Это непосредственное прошлое оказалось совершенно не таким, как его идея. Понимание того, что я умираю, и не когда-то, а каждый день, каждую секунду, прямо сейчас обострило мои чувства, и наделило жизнь срочной ценностью.
Неожиданной оказалась и реальная ностальгия, не имеющая ничего общего с желанием вернутся в былое (“мама роди меня обратно”), и являющаяся скорее одним из способов смакования жизни по мере её проживания.
Настоящее ценно своей мимолётностью, невозможной без перехода в состояние свершившегося. Память смягчает процесс смерти. Прошлое накапливается в её кладовой в виде воспоминаний: слов, фотографий и фильмов, отсылающих в кинозал черепа – к чувствам, которые воздействуют на настоящее.
Память – это сундук, в котором ты хранишь события жизни: улицы, свет, голоса; её улыбку, её смех, её волосы… И, отражаясь в этом всём, живешь – смакуешь не Вчера, а Сегодня, которое вот-вот станет прошлым; познаешь механику памяти – учишься жить так, чтобы сегодня было достойным воспоминания.
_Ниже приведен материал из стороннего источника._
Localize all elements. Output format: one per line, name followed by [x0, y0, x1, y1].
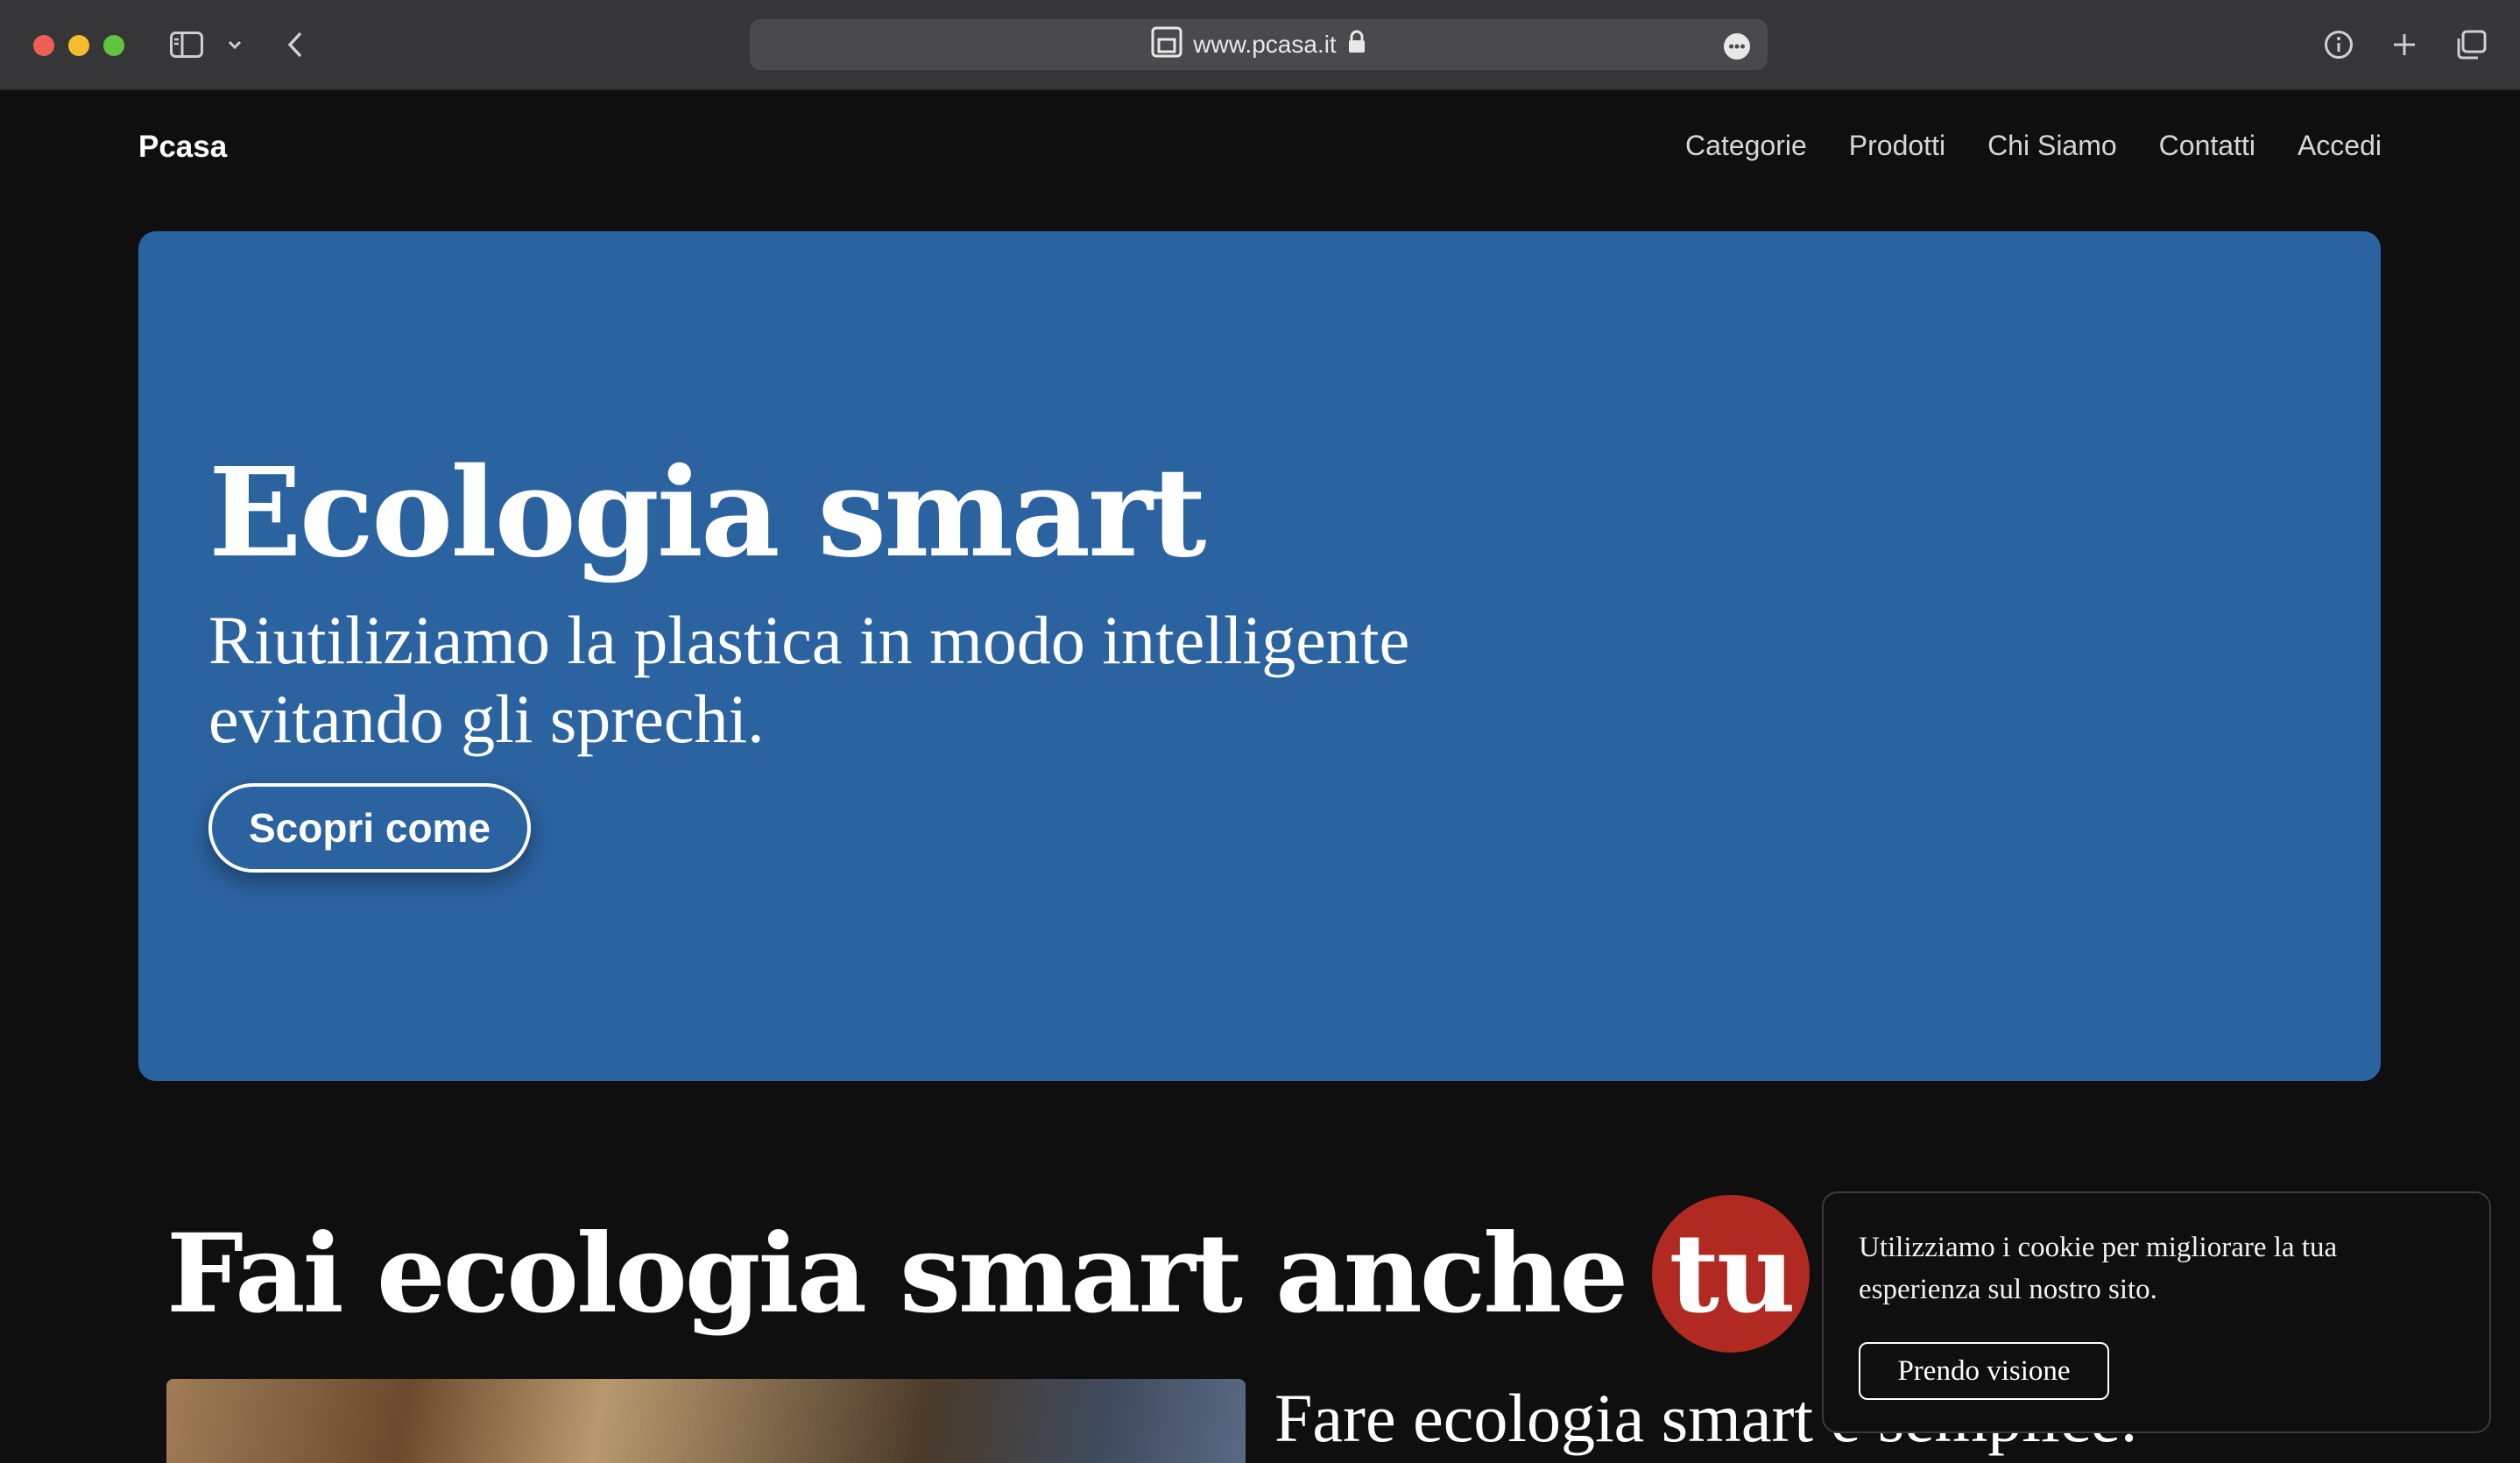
close-window-button[interactable]	[33, 35, 54, 56]
nav-links: Categorie Prodotti Chi Siamo Contatti Ac…	[1685, 130, 2382, 162]
sidebar-icon[interactable]	[168, 26, 205, 63]
highlight-badge: tu	[1652, 1195, 1811, 1353]
discover-button[interactable]: Scopri come	[208, 783, 531, 873]
hero-title: Ecologia smart	[208, 442, 1207, 585]
minimize-window-button[interactable]	[68, 35, 89, 56]
section-title-text: Fai ecologia smart anche	[166, 1210, 1628, 1338]
brand-logo[interactable]: Pcasa	[138, 130, 227, 165]
plus-icon[interactable]	[2389, 26, 2419, 63]
address-bar[interactable]: www.pcasa.it	[750, 19, 1768, 70]
url-text: www.pcasa.it	[1193, 31, 1337, 58]
hero-subtitle: Riutiliziamo la plastica in modo intelli…	[208, 602, 1410, 757]
browser-toolbar: www.pcasa.it	[0, 0, 2520, 91]
section-photo	[166, 1379, 1246, 1463]
section-title: Fai ecologia smart anche tu	[166, 1195, 1811, 1353]
cookie-accept-button[interactable]: Prendo visione	[1859, 1342, 2109, 1400]
nav-link-chi-siamo[interactable]: Chi Siamo	[1987, 130, 2117, 162]
tabs-icon[interactable]	[2454, 26, 2488, 63]
chevron-down-icon[interactable]	[226, 26, 244, 63]
web-page: Pcasa Categorie Prodotti Chi Siamo Conta…	[0, 93, 2520, 1463]
nav-link-prodotti[interactable]: Prodotti	[1849, 130, 1945, 162]
site-icon	[1151, 26, 1182, 64]
nav-link-accedi[interactable]: Accedi	[2298, 130, 2382, 162]
hero-banner: Ecologia smart Riutiliziamo la plastica …	[138, 231, 2381, 1081]
top-navigation: Pcasa Categorie Prodotti Chi Siamo Conta…	[138, 130, 2382, 173]
info-icon[interactable]	[2323, 26, 2354, 63]
more-icon[interactable]	[1724, 33, 1750, 60]
nav-link-categorie[interactable]: Categorie	[1685, 130, 1807, 162]
lock-icon	[1347, 30, 1366, 60]
cookie-text: Utilizziamo i cookie per migliorare la t…	[1859, 1232, 2338, 1305]
nav-link-contatti[interactable]: Contatti	[2159, 130, 2255, 162]
back-icon[interactable]	[282, 26, 308, 63]
cookie-banner: Utilizziamo i cookie per migliorare la t…	[1822, 1191, 2491, 1433]
maximize-window-button[interactable]	[103, 35, 124, 56]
Прошлое, настоящее и будущее творится одновременно – в диалектической смычке.
ПОЛИТИКА ПАМЯТИ
Прошлое существует не для того, чтобы в него возвращаться, а для того, чтобы использовать его опыт в настоящем. На пути этого возникает политика памяти.
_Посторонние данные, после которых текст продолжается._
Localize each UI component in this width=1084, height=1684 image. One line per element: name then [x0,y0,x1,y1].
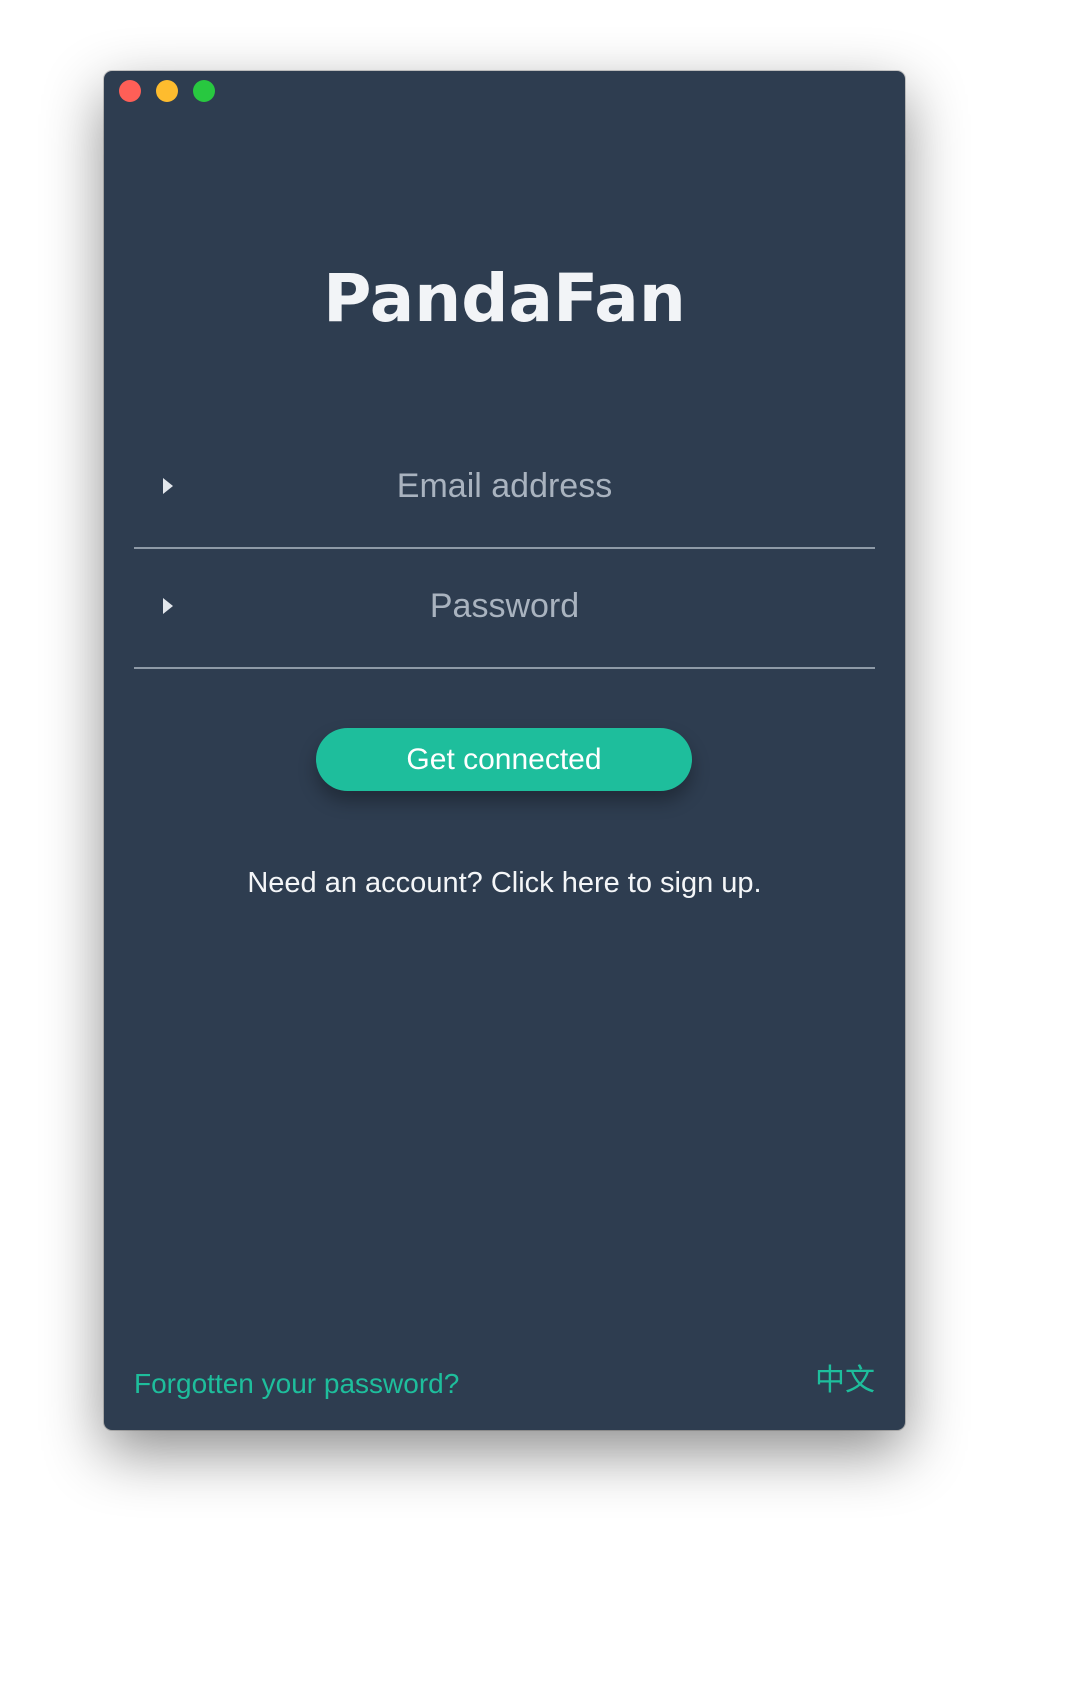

Стараниями перестроечных бумеров, наше прошлое оказалось могильником под семью печатями. Заходить в него “не положено”: “Там мрак и дикость, всё плохое”. Так нам сказали, освободив от… а, собственно, от чего? От необходимости самим разобраться? Самим отобрать в будущее те фрагменты опыта, которые кажутся нам ценными? Да и если прошлое так травматично… не заслуживает ли оно тем паче внимания? Как излечится, не зная истории болезни? И если нет этой самой истории, как понять настоящее – его причины и закономерности; историческую цепь продолжающегося системного угнетения?
“Вы миллениалы увязли в ностальгии”, – говорит бумер, указывая на тягу моего поколения к аналогу, винилу, VHS, мол, покидая детство, миллениал хочет обнять на прощание Вайнону Райдер. Рынок же отвечает на этот запрос, предлагая нам соответствующий культурный продукт. Возможно. Но когда за эстетикой плёнки “тоскуют” зэтки, я понимаю, что тоскует тут, в конечном итоге, рыночек. Который, прошу заметить, отсылает нас в очень конкретное время: 80-90-е. Да, это декады нашего детства. А ещё это время, когда неолиберализм был хат и кул. Только что низвергнув своего противника, победоносные ветераны разлива Холодной войны готовились почить на лаврах конца истории. Который так и не наступил.
Осмысление прошлого является способом расколдовать настоящее; прояснить историю с того места, где бумеры продали всё в обмен на магазинное изобилие трусов и жвачек, обернувшееся руиной. Обнаруживая себя под грудой черепков, на развалинах “освободившихся” и “независимых” стран, ведомых олигархами и диктатурой рынка, мы оглядываемся, чтобы понять, где именно была допущена ошибка? Как выплыть из этой чужой мечты, не наступив на собственные грабли?